Erin Christman, Content Specialist and Writer at Nelson Schmidt, explains how flexibility and insight are the keys to making great content that connects with your audience.
Content is the bridge between you and your audience. How do you anticipate and then integrate the right topics for your audience while maintaining a consistent brand voice?
If you’re struggling to align content with brand voice, it’s probably the wrong content. When it comes to “must have” content — covering the basics to rank for keywords, for example — brand voice is even more important, since it’s the only thing distinguishing your content from your competitors. The best content is going to come out of those ideas that jump out at you because of the natural bridge they build between brand and audience.
How you use different platforms can also help the client keep a specific brand voice. We don’t talk about “social media” strategy — we tailor strategies for each platform. For one client, an insurance company, we share risk control tips with their client audience, which because of the nature of the organizations they insure, is mainly on Facebook. LinkedIn is reserved for industry news and job opportunities within the company, and Instagram is used for general brand awareness (holidays, etc.). The brand voice doesn’t change across platforms, but the content does.
What role does branding play in content marketing?
The brand is what your content is ultimately marketing. If your audience remembers your ad but not the product it was advertising, that ad is a failure. It’s the same with content. If audience reaction is “this content is useful/informative/entertaining,” you’ve got good content. If audience reaction is “this brand is useful/informative/entertaining,” you’ve got great content.
That’s especially true for many of the considered purchase brands we work with, where product from company to company is largely the same. In the end, a washing machine washes clothes, and a bulldozer moves dirt. We’re not selling the machines; we’re selling the manufacturing expertise, product value, dependable service, etc., our clients can provide alongside the machines they sell.
Not everything can be advertised the same way, which can require a different approach across clients. How does content affect the way something is marketed and how do you pivot to treat this?
Content shouldn’t affect the way a product is marketed; the product should dictate the appropriate marketing and content approach. Like any marketing, the content has to match both the product and its audience. If you can’t market content where your target audience is, then that’s not the right content. For example, if your audience is always on the road and not in front of a monitor, a blog probably won’t work well. But can you provide that information in a different format? A podcast or Tiktok? The creativity comes in how you adapt the information to the medium.
Without giving away your secrets, what are some things that are integral to your internal checklist when creating content?
Focus on the goal, not the tool you’re going to use to achieve it; the latter may change and evolve, but always (and only) in service of the former.
Have a robust editorial process that involves all the stakeholders—don’t assume you can just “run it past” sales/engineering/legal for a final stamp of approval. They need to be involved from the beginning (with clear roles/responsibilities) to catch issues before they become problems.
How do you strategize for the way audiences will want to interact with content in virtual realities, Web 3.0, and the metaverse? To what extent do you involve influencers and consumers in creating the brand narrative?
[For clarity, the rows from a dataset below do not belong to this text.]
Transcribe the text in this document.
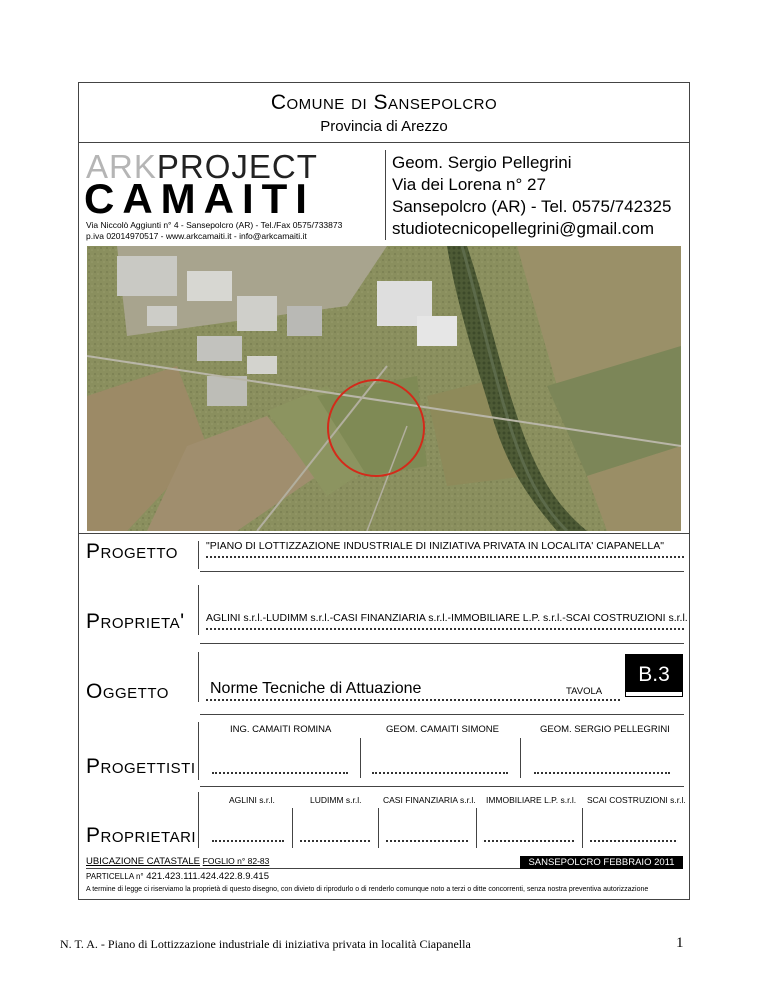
Comune di Sansepolcro
Provincia di Arezzo
ARKPROJECT
CAMAITI
Via Niccolò Aggiunti n° 4 - Sansepolcro (AR) - Tel./Fax 0575/733873
p.iva 02014970517 - www.arkcamaiti.it - info@arkcamaiti.it
Geom. Sergio Pellegrini
Via dei Lorena n° 27
Sansepolcro (AR) - Tel. 0575/742325
studiotecnicopellegrini@gmail.com
Progetto	"PIANO DI LOTTIZZAZIONE INDUSTRIALE DI INIZIATIVA PRIVATA IN LOCALITA' CIAPANELLA"
Proprieta' AGLINI s.r.l.-LUDIMM s.r.l.-CASI FINANZIARIA s.r.l.-IMMOBILIARE L.P. s.r.l.-SCAI COSTRUZIONI s.r.l.
Oggetto	Norme Tecniche di Attuazione	TAVOLA
B.3
Progettisti
ING. CAMAITI ROMINA	GEOM. CAMAITI SIMONE	GEOM. SERGIO PELLEGRINI
Proprietari
AGLINI s.r.l.	LUDIMM s.r.l.	CASI FINANZIARIA s.r.l. IMMOBILIARE L.P. s.r.l. SCAI COSTRUZIONI s.r.l.
UBICAZIONE CATASTALE FOGLIO n° 82-83	SANSEPOLCRO FEBBRAIO 2011
PARTICELLA n° 421.423.111.424.422.8.9.415
A termine di legge ci riserviamo la proprietà di questo disegno, con divieto di riprodurlo o di renderlo comunque noto a terzi o ditte concorrenti, senza nostra preventiva autorizzazione
N. T. A. - Piano di Lottizzazione industriale di iniziativa privata in località Ciapanella	1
Our agency has made the conscious decision not to be trend-chasers. For us that means not looking at VR, Web 3.0, etc. and saying, “how can we use these tools?” but looking at what our clients goals are and saying “what tools will help us reach that goal?” For example, we’re taking the metaverse seriously enough to establish a virtual footprint for our agency there, so we know what’s out there and how to best use it. But for those of us who remember Second Life, we’re not going to go “all in” until we can see real traction.
The right connections and technologies will reveal themselves—like working with an influencer on one platform who also has a foothold in another, giving you a natural opportunity to branch out. That’s an example of where influencers can help you expand the brand narrative and reach new audiences.